Inside Philanthropy

A blog on philanthropy and nonprofit news and issues. A publication of Philanthropy Journal.

May 21, 2007

Investment in nonprofit leadership needed

El Pueblo, the leading statewide advocacy group for Latinos in North Carolina, the state with the fastest-growing Latino population, will lose its executive director in September after less than two years in the job.

Zulayka Santiago, the group’s executive director, is leaving because the demands of the job leave her too little time for family and personal matters.

A loss for El Pueblo and the state, her departure also reflects a looming crisis in the nonprofit world.

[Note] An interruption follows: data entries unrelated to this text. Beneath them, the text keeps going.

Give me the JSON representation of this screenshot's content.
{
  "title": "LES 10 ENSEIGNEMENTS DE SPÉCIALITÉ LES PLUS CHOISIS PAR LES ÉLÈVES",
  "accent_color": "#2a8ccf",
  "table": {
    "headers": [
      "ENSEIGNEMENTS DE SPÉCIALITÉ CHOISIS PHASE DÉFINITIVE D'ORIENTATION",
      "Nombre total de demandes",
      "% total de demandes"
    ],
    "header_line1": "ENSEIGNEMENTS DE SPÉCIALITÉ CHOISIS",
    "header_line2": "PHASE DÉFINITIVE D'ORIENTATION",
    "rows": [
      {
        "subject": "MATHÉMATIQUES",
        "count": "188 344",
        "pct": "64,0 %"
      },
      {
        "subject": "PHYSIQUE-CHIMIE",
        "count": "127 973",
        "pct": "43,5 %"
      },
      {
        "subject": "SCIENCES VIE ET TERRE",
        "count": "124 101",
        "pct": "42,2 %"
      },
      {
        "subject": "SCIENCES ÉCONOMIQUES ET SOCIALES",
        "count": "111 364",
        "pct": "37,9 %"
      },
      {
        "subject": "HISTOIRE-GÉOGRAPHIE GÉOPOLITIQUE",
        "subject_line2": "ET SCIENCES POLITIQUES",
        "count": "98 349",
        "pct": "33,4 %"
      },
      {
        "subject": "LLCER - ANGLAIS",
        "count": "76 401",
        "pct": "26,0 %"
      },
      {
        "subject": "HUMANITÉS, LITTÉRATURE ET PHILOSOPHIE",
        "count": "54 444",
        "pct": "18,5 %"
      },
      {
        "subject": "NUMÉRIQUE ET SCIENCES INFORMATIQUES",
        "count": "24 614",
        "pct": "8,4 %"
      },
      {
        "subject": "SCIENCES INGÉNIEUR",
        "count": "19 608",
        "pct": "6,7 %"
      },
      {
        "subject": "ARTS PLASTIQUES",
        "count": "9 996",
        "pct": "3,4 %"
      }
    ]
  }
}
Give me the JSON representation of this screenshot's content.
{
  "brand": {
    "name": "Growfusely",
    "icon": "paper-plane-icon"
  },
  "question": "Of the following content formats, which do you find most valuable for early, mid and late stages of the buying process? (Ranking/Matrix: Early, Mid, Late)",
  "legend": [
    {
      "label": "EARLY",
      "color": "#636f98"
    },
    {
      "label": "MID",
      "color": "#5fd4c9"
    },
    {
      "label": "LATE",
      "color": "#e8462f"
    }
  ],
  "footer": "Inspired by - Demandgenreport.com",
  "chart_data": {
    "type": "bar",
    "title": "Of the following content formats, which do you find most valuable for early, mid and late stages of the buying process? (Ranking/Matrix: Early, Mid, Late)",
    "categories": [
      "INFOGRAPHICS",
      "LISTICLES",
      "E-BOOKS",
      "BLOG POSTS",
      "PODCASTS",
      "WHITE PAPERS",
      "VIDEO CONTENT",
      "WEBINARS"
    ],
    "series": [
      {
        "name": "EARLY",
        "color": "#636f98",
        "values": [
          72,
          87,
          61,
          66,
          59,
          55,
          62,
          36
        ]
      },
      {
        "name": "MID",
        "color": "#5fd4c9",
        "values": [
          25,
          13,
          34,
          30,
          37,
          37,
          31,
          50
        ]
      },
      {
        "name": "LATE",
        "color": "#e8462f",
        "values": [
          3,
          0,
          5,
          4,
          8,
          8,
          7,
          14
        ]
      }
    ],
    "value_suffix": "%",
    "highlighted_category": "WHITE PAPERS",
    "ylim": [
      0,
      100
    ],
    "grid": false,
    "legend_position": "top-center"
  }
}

In a study last year by CompassPoint Nonprofit Services in San Francisco and the Meyer Foundation in Washington, D.C., three in four nonprofit executive directors surveyed said they planned to leave their jobs within five years, and nearly one in 10 said they were in the process of leaving.

And executive directors, nearly three in four of whom said they did not receive adequate fundraising support from their boards, also said more general operating support and longer-term funding would help relieve sustainability pressures.

Nonprofits increasingly are demanding too much of their leaders and investing too little to help them begin to meet that demand.

Peter Morris, who chairs El Pueblo’s board and serves as medical and clinical services director for Wake County Human Services, says board, foundations and executive directors all need to change.

Boards need to do more to shoulder basic tasks like fundraising, while foundations need to invest more in nonprofits’ operations and in professional staff development.

And executive directors need to learn to share responsibility with their boards and staff.

The Z. Smith Reynolds Foundation in Winston-Salem, the largest general-purpose foundation in North Carolina with a statewide focus, currently is looking for an executive director.

Because of the role the foundation plays as a leading force for social change in the state, the new executive director will be expected to sacrifice his or her personal life and work virtually around the clock.

Nonprofit boards and their funders are in serious denial: They expect nonprofit executive directors to be superhuman but are not willing to provide the investment and hands-on support the executives need to survive and thrive.

It is long past time for boards and funders to change the way they do business by making that investment and providing that support.